33 What is “Monte Carlo”? Monte Carlo methods vary, but tend to follow a particular pattern: Define a domain of possible inputs. Generate inputs randomly from a probability distribution over the domain. Perform a deterministic computation on the inputs. Aggregate the results. Consider a circle inscribed in a unit square. Given that the circle and the square have a ratio of areas that is π/4, the value of π can be approximated using a Monte Carlo method: Draw a square on the ground, then inscribe a circle within it. Uniformly scatter some objects of uniform size (grains of rice or sand) over the square. Count the number of objects inside the circle and the total number of objects. The ratio of the two counts is an estimate of the ratio of the two areas, which is π/4. Multiply the result by 4 to estimate π.

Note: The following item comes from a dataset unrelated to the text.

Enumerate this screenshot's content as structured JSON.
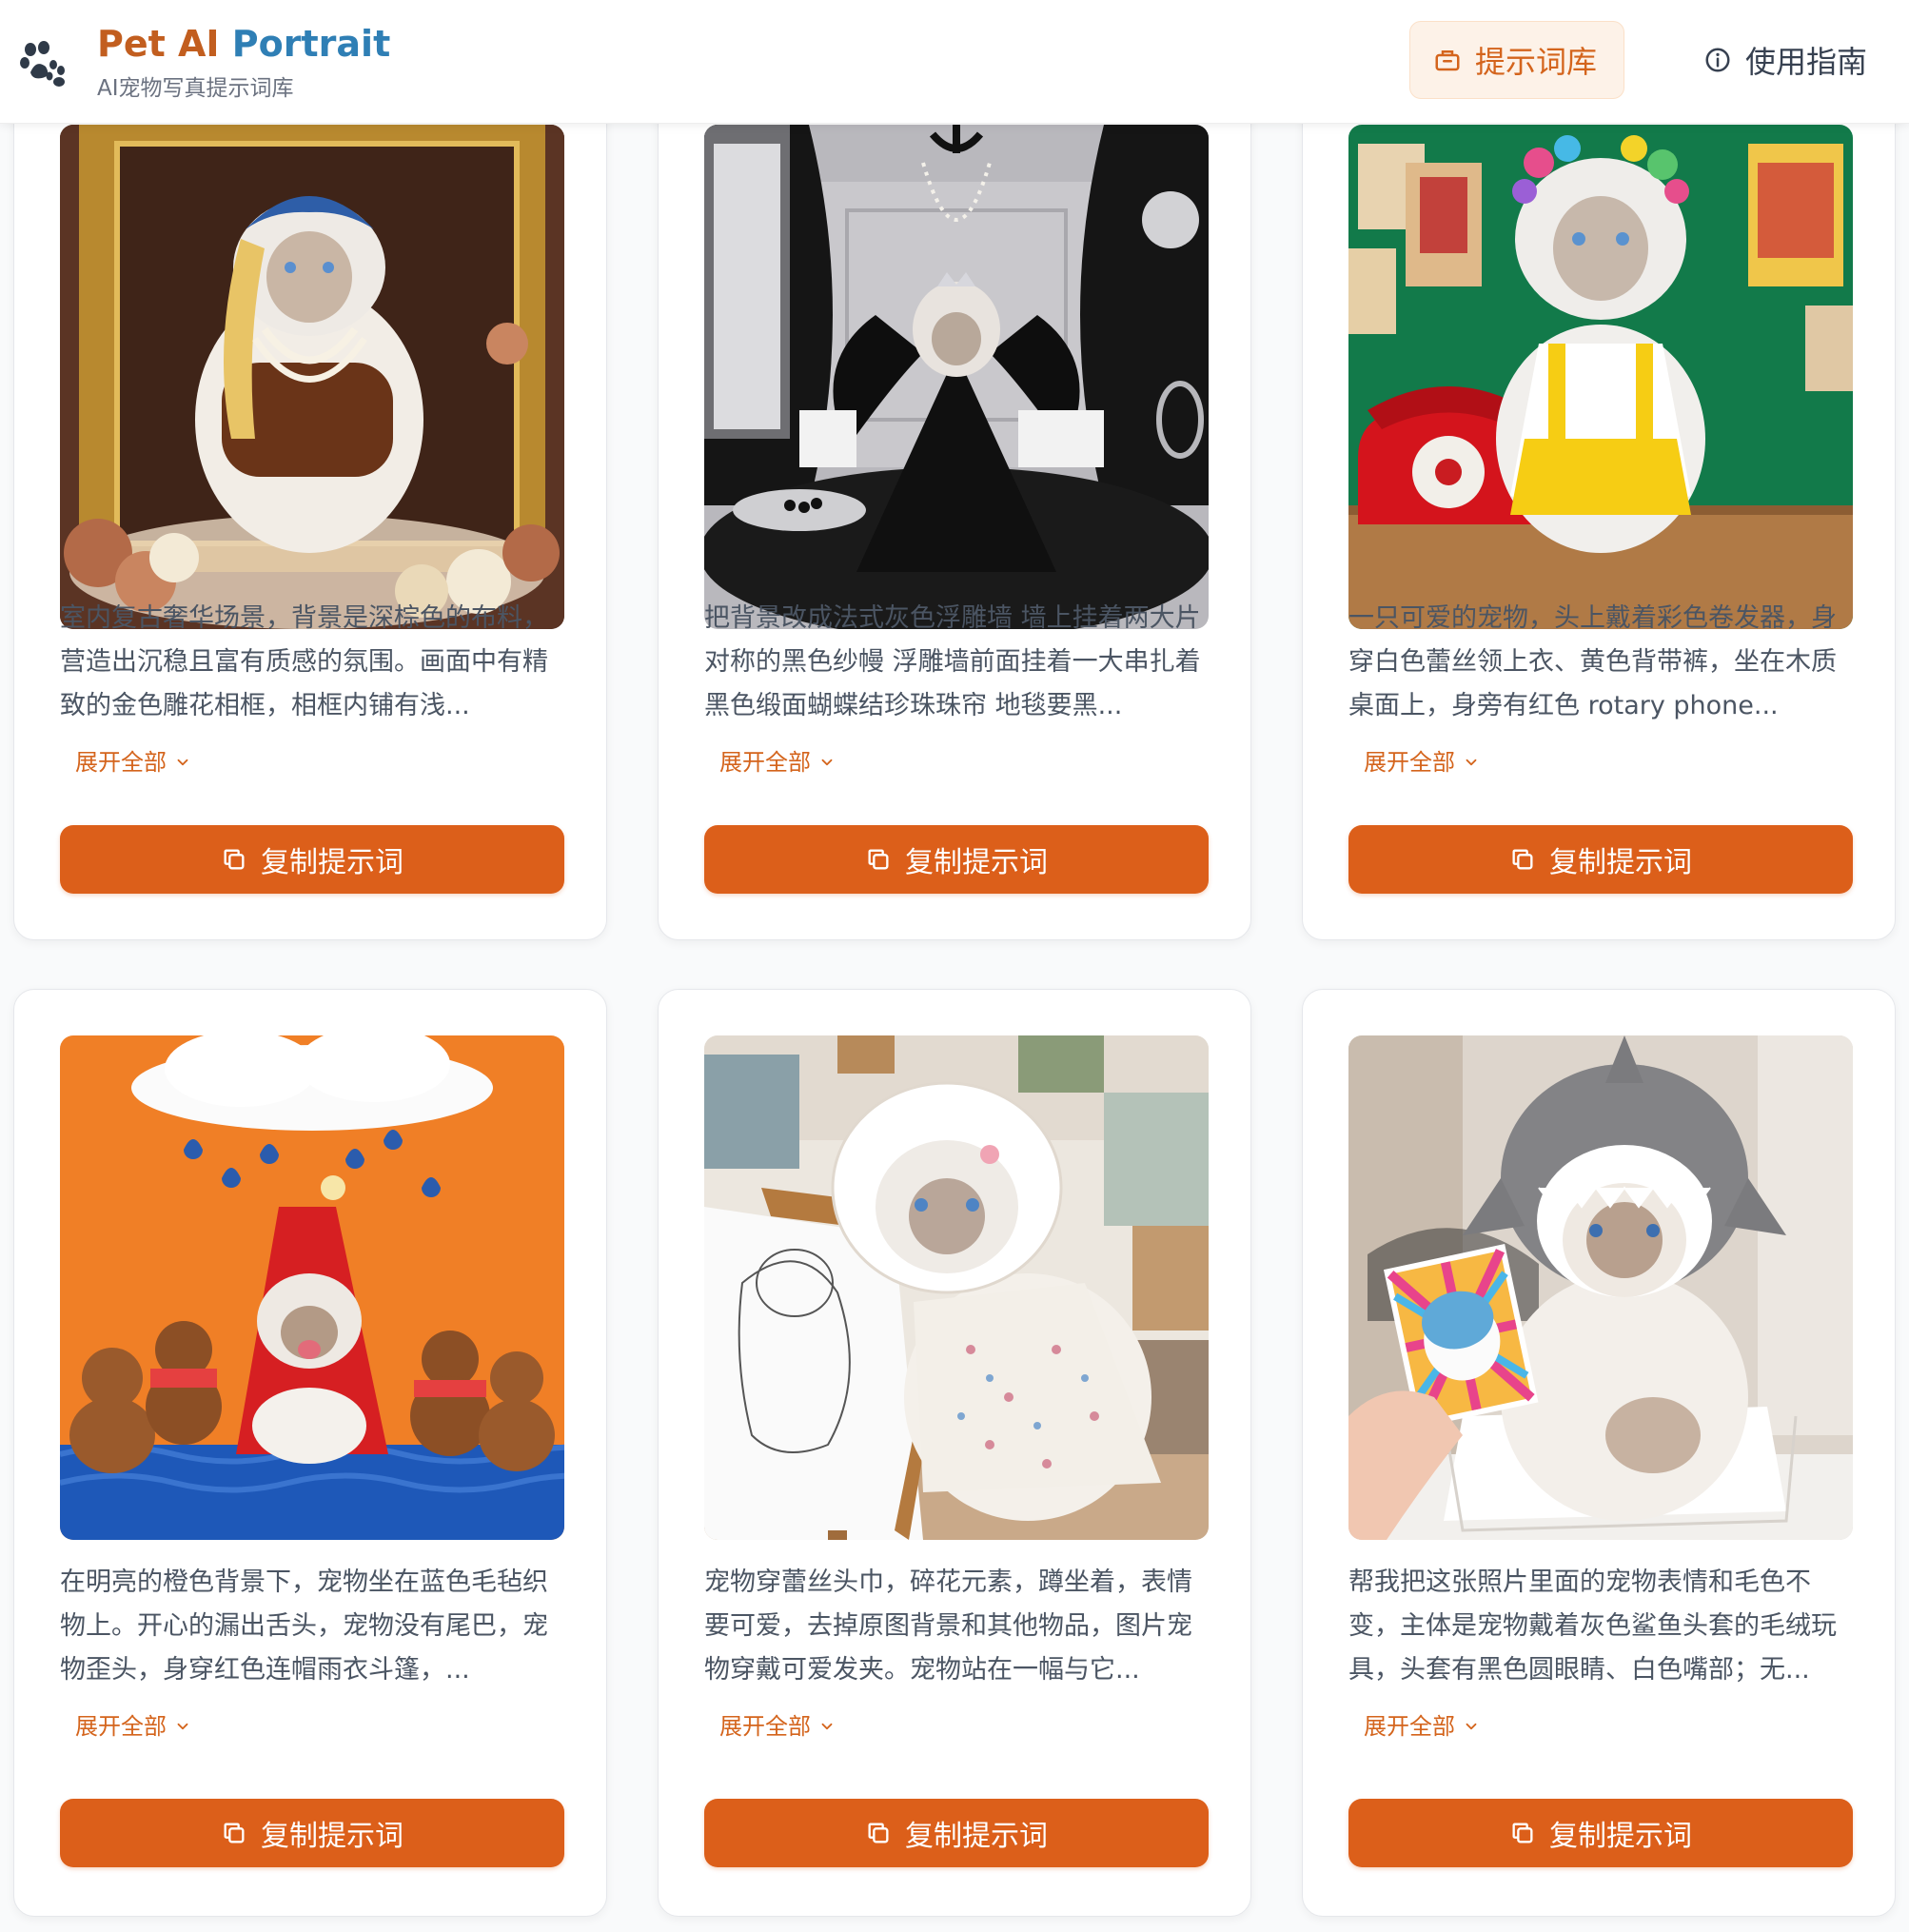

34 What is “Monte Carlo”? Before the Monte Carlo method was developed, simulations tested a previously understood deterministic problem and statistical sampling was used to estimate uncertainties in the simulations. Monte Carlo simulations invert this approach, solving deterministic problems using a probabilistic analog. An early variant of the Monte Carlo method can be seen in the Buffon's needle experiment, in which π can be estimated by dropping needles on a floor made of parallel and equidistant strips. In the 1930s, Enrico Fermi first experimented with the Monte Carlo method while studying neutron diffusion, but did not publish anything on it.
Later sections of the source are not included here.